The respondents argue that where there is no evidence of actual support, the Commission must find that a wife is not dependent. The Supreme Court has held that under C.R.S. 1963, 81-11-2, which deals with dependents other than wives and minor children, "the question of dependency is to be determined as a matter of fact and *316 cannot be based upon an existing legal duty to provide support." Colorado Fuel & Iron Co. v. Industrial Commission, 90 Colo. 330, 9 P.2d 285. However, in construing the section of the statute which governs this case, the court has favored a different test. In Latting v. Broadmoor Hotel, Inc., supra, the court stated that "[d]ependency rests upon an obligation of support, and not upon the question as to whether that obligation is being discharged." (Quoting Industrial Commission v. Dell, 104 Ohio St. 389, 135 N.E. 669.) In Empire Zinc Co. v. Industrial Commission, supra, the court affirmed the ruling of the referee and upheld an award to a wife who had received no contributions from her husband for seven years preceding his accident. The referee in that case found:

"[W]here the evidence of the marriage relation is proven, and it is established that such relationship continued until the date of decedent's death, that the marriage under our law is sufficient to entitle the wife to claim total dependency regardless of the actual dependency that may exist."

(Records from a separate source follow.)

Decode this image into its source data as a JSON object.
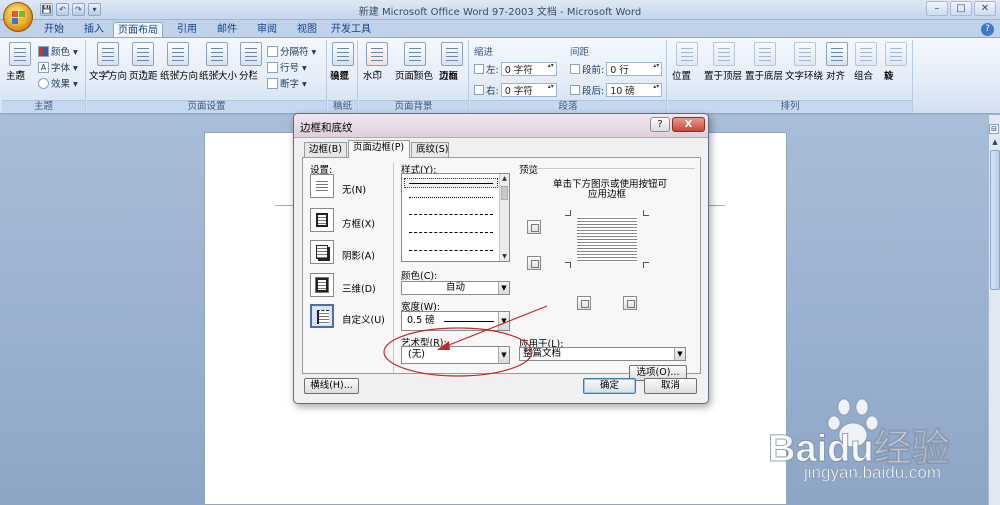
{
  "window": {
    "title": "新建 Microsoft Office Word 97-2003 文档 - Microsoft Word",
    "controls": [
      "–",
      "□",
      "✕"
    ]
  },
  "quick_access": [
    "💾",
    "↶",
    "↷",
    "▾"
  ],
  "tabs": [
    "开始",
    "插入",
    "页面布局",
    "引用",
    "邮件",
    "审阅",
    "视图",
    "开发工具"
  ],
  "active_tab": "页面布局",
  "ribbon": {
    "theme": {
      "big": "主题",
      "colors": "颜色 ▾",
      "fonts": "字体 ▾",
      "effects": "效果 ▾",
      "label": "主题"
    },
    "page_setup": {
      "text_direction": "文字方向",
      "margins": "页边距",
      "orientation": "纸张方向",
      "size": "纸张大小",
      "columns": "分栏",
      "breaks": "分隔符 ▾",
      "line_numbers": "行号 ▾",
      "hyphenation": "断字 ▾",
      "label": "页面设置"
    },
    "manuscript": {
      "btn": "稿纸\n设置",
      "btn_l1": "稿纸",
      "btn_l2": "设置",
      "label": "稿纸"
    },
    "page_background": {
      "watermark": "水印",
      "page_color": "页面颜色",
      "page_border_l1": "页面",
      "page_border_l2": "边框",
      "label": "页面背景"
    },
    "paragraph": {
      "indent_title": "缩进",
      "left": "左:",
      "left_value": "0 字符",
      "right": "右:",
      "right_value": "0 字符",
      "spacing_title": "间距",
      "before": "段前:",
      "before_value": "0 行",
      "after": "段后:",
      "after_value": "10 磅",
      "label": "段落"
    },
    "arrange": {
      "position": "位置",
      "bring_front": "置于顶层",
      "send_back": "置于底层",
      "wrap": "文字环绕",
      "align": "对齐",
      "group": "组合",
      "rotate": "旋\n转",
      "rotate_l1": "旋",
      "rotate_l2": "转",
      "label": "排列"
    }
  },
  "dialog": {
    "title": "边框和底纹",
    "help": "?",
    "close": "X",
    "tabs": [
      "边框(B)",
      "页面边框(P)",
      "底纹(S)"
    ],
    "active_tab": "页面边框(P)",
    "settings_label": "设置:",
    "settings": [
      "无(N)",
      "方框(X)",
      "阴影(A)",
      "三维(D)",
      "自定义(U)"
    ],
    "selected_setting": "自定义(U)",
    "style_label": "样式(Y):",
    "color_label": "颜色(C):",
    "color_value": "自动",
    "width_label": "宽度(W):",
    "width_value": "0.5 磅",
    "art_label": "艺术型(R):",
    "art_value": "(无)",
    "preview_label": "预览",
    "preview_hint_1": "单击下方图示或使用按钮可",
    "preview_hint_2": "应用边框",
    "apply_to_label": "应用于(L):",
    "apply_to_value": "整篇文档",
    "options_btn": "选项(O)...",
    "horizontal_line_btn": "横线(H)...",
    "ok_btn": "确定",
    "cancel_btn": "取消"
  },
  "annotation": {
    "color": "#c0282a"
  },
  "watermark": {
    "brand": "Baidu经验",
    "url": "jingyan.baidu.com"
  }
}
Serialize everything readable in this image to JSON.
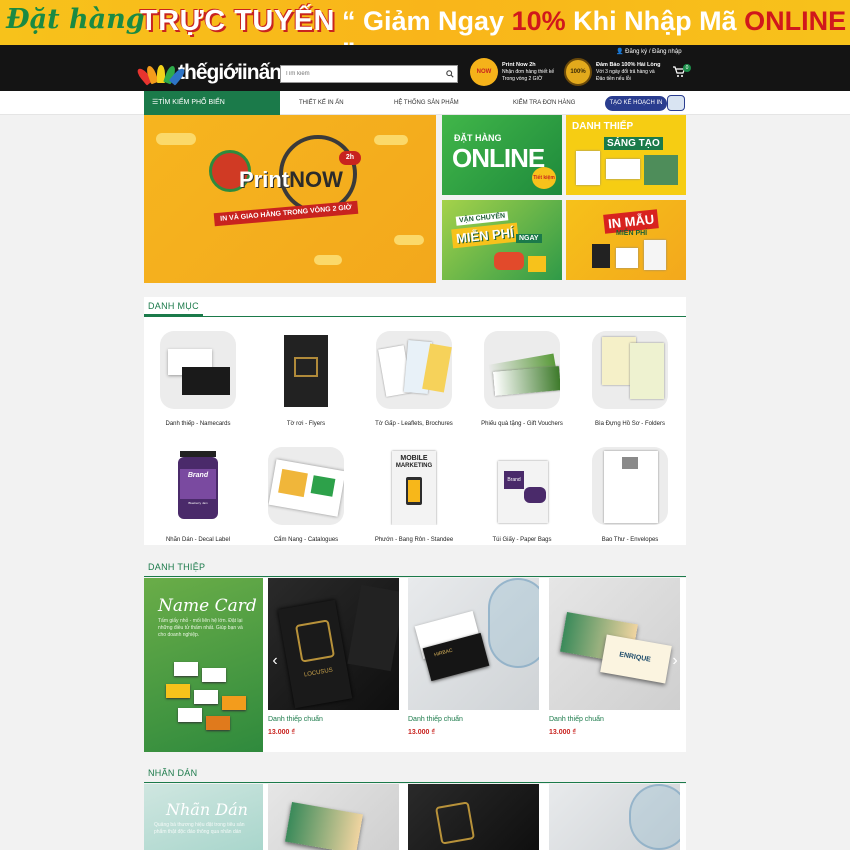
{
  "promo": {
    "script": "Đặt hàng",
    "strong": "TRỰC TUYẾN",
    "quote_pre": "“ Giảm Ngay ",
    "percent": "10%",
    "quote_mid": " Khi Nhập Mã ",
    "code": "ONLINE",
    "quote_end": " ”"
  },
  "header": {
    "logo": "thếgiớiinấn",
    "search_placeholder": "Tìm kiếm",
    "badge1": {
      "icon": "NOW",
      "title": "Print Now 2h",
      "line1": "Nhận đơn hàng thiết kế",
      "line2": "Trong vòng 2 GIỜ"
    },
    "badge2": {
      "icon": "100%",
      "title": "Đảm Bảo 100% Hài Lòng",
      "line1": "Với 3 ngày đổi trả hàng và",
      "line2": "Đảo tiền nếu lỗi"
    },
    "account": "Đăng ký / Đăng nhập",
    "cart_count": "0"
  },
  "nav": {
    "category": "TÌM KIẾM PHỔ BIẾN",
    "items": [
      "THIẾT KẾ IN ẤN",
      "HỆ THỐNG SẢN PHẨM",
      "KIỂM TRA ĐƠN HÀNG"
    ],
    "plan": "TẠO KẾ HOẠCH IN"
  },
  "hero": {
    "title_a": "Print",
    "title_b": "NOW",
    "hours": "2h",
    "tagline": "IN VÀ GIAO HÀNG TRONG VÒNG 2 GIỜ"
  },
  "tiles": {
    "online_top": "ĐẶT HÀNG",
    "online_main": "ONLINE",
    "online_sticker": "Tiết kiệm",
    "card_top": "DANH THIẾP",
    "card_main": "SÁNG TẠO",
    "ship_top": "VẬN CHUYỂN",
    "ship_main": "MIỄN PHÍ",
    "ship_sub": "NGAY",
    "print_main": "IN MẪU",
    "print_sub": "MIỄN PHÍ"
  },
  "categories": {
    "title": "DANH MỤC",
    "items": [
      "Danh thiếp - Namecards",
      "Tờ rơi - Flyers",
      "Tờ Gấp - Leaflets, Brochures",
      "Phiếu quà tặng - Gift Vouchers",
      "Bìa Đựng Hồ Sơ - Folders",
      "Nhãn Dán - Decal Label",
      "Cẩm Nang - Catalogues",
      "Phướn - Bang Rôn - Standee",
      "Túi Giấy - Paper Bags",
      "Bao Thư - Envelopes"
    ],
    "inner_text": {
      "brand": "Brand",
      "jar_sub": "Blueberry Jam",
      "mobile": "MOBILE",
      "marketing": "MARKETING"
    }
  },
  "namecard_section": {
    "title": "DANH THIỆP",
    "banner_title": "Name Card",
    "banner_text": "Tấm giấy nhỏ - mối liên hệ lớn. Đặt lại những điều tử thấm nhất. Giúp bạn và cho doanh nghiệp.",
    "products": [
      {
        "name": "Danh thiếp chuẩn",
        "price": "13.000 ₫",
        "brand": "LOCUSUS"
      },
      {
        "name": "Danh thiếp chuẩn",
        "price": "13.000 ₫",
        "brand": "HIRBAC"
      },
      {
        "name": "Danh thiếp chuẩn",
        "price": "13.000 ₫",
        "brand": "ENRIQUE"
      }
    ],
    "prev": "‹",
    "next": "›"
  },
  "sticker_section": {
    "title": "NHÃN DÁN",
    "banner_title": "Nhãn Dán",
    "banner_text": "Quảng bá thương hiệu đặt trong tiêu sản phẩm thật độc đáo thông qua nhãn dán"
  },
  "colors": {
    "green": "#1b7a4a",
    "yellow": "#f7c21b",
    "red": "#c8231f",
    "black": "#141414"
  }
}
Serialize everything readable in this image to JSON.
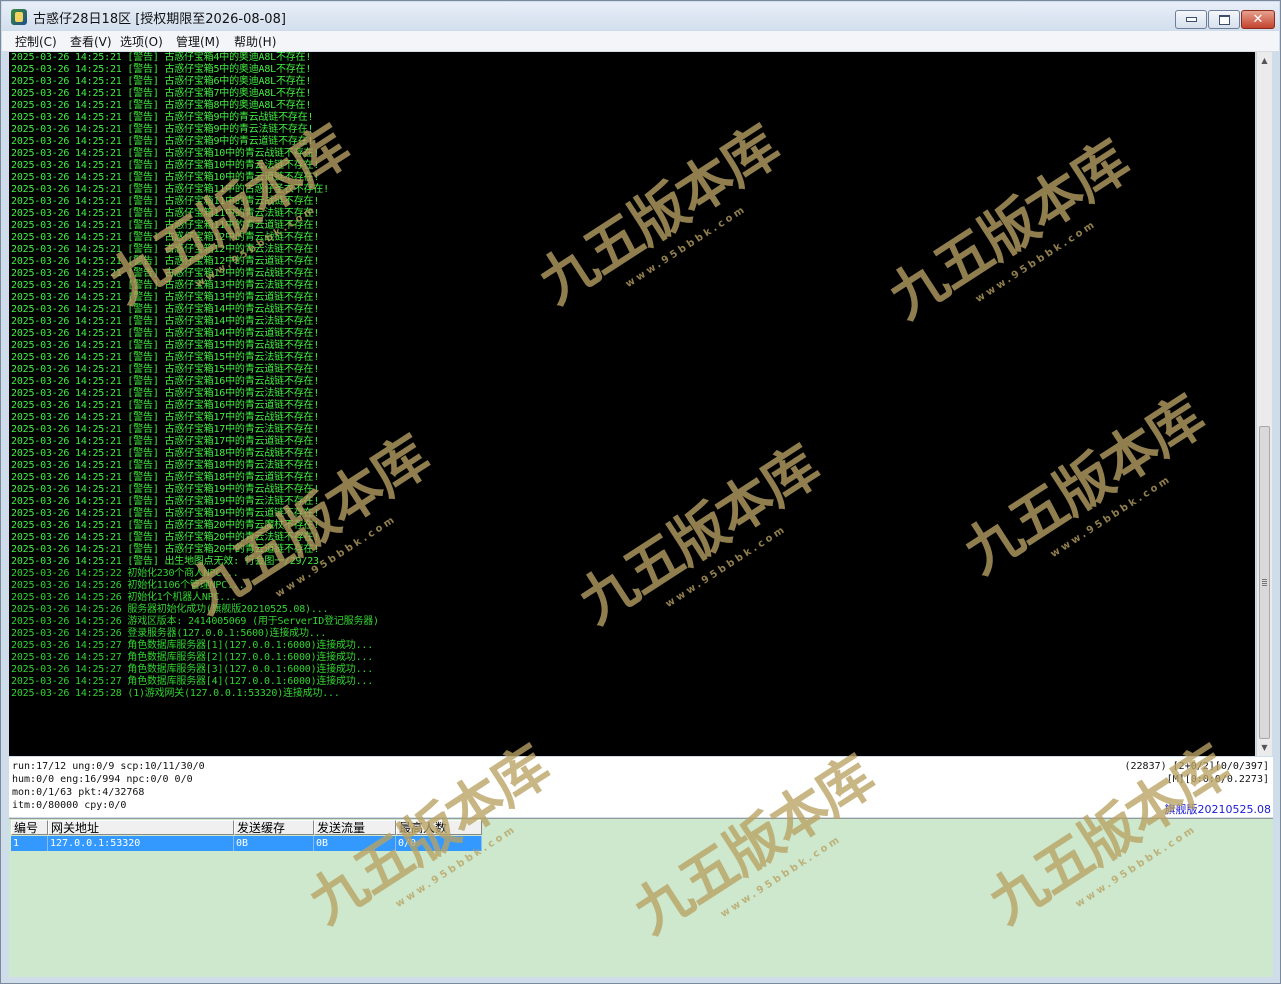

Respondents correctly point out that the primary factual issue discussed in both Latting and Empire Zinc was whether or not the separation was voluntary. However, the holdings in both cases are difficult to pinpoint and we cannot dismiss the statements quoted above as mere dicta. We therefore hold that, if, as claimant did here, a wife demonstrates a need for support, then, under C.R.S.1963, 81-11-1(2), the decedent's legal obligation to support his wife, whether or not that duty is being discharged, is sufficient to establish dependency.

The order of the Industrial Commission is set aside and the cause remanded with directions to enter an appropriate order awarding benefits to claimant.

SILVERSTEIN, C.J., and COYTE, J., concur.